Lessons for a better future
In such a massive game-changing job in which the need to make difficult decisions fast becomes the norm, there are always things that could have been done better with hindsight. Not least the need, right from the start, to get good, accurate information out to communities and property owners early.
That means going beyond a paper flier or text messages and really engaging with people face-to-face using the town hall meetings, the media and personal visits to properties.
The reality is that, after this kind of natural disaster, local people are usually traumatised and highly sensitive to what happens next.
While they may want and appreciate help, they also want to know what the State plans to do before they enter their property with heavy equipment and labour crews to begin debris removal operations.
This realisation has led us to develop a new programme to give local communities the benefit of the lessons learned in Oregon – in the knowledge that sadly, such wildfires will inevitably happen again. But should the worst happen, better-prepared communities will more than likely be able to cope better and be better able to embrace State help when it is offered.

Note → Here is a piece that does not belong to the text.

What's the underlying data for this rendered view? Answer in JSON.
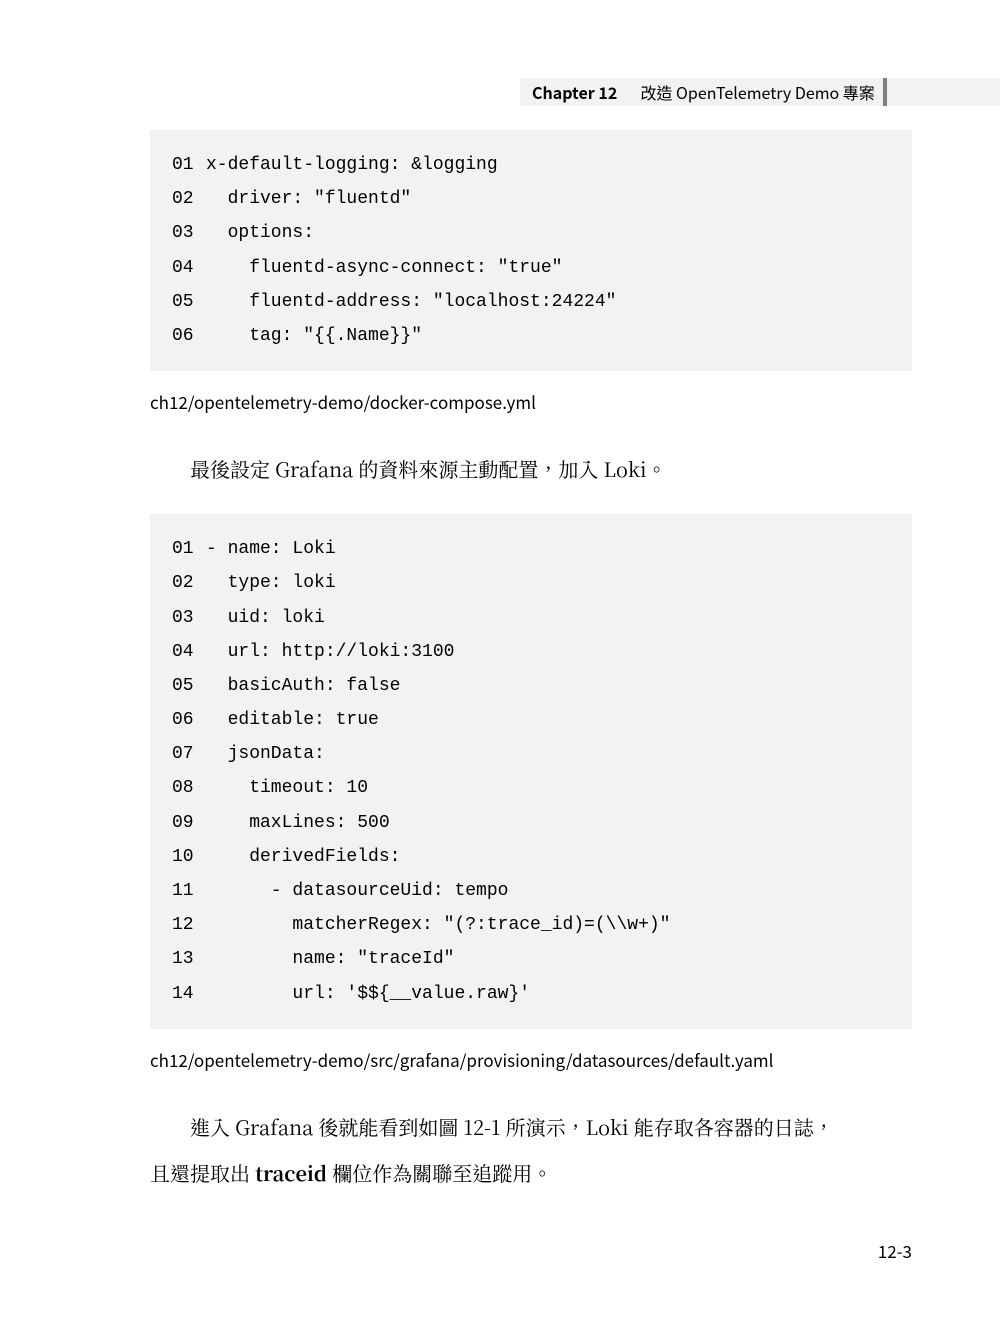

Climate change demands a new approach
This experience in Oregon has been a game changer in terms of helping the business to understand this new area of work, specifically how and where our skills can really help communities. The result sees us now working with other states including Florida and New York helping to programme and plan their emergency management response and enable their communities to be better prepared for the future.
Sadly, the impact of climate change is all too real, a point not lost on communities across Oregon and individuals like Randall Tinney, who now live every day with the physical and emotional scars left by the latest wildfires.
Yet despite the sadness and the trauma of this human and environmental tragedy, there have been positive outcomes as we learn quickly and mindfully from our experiences. We now understand better how we can support and prepare communities for what inevitably lies ahead after a major disaster, and we understand better how we can accelerate their recovery – physically and emotionally - should the unthinkable occur.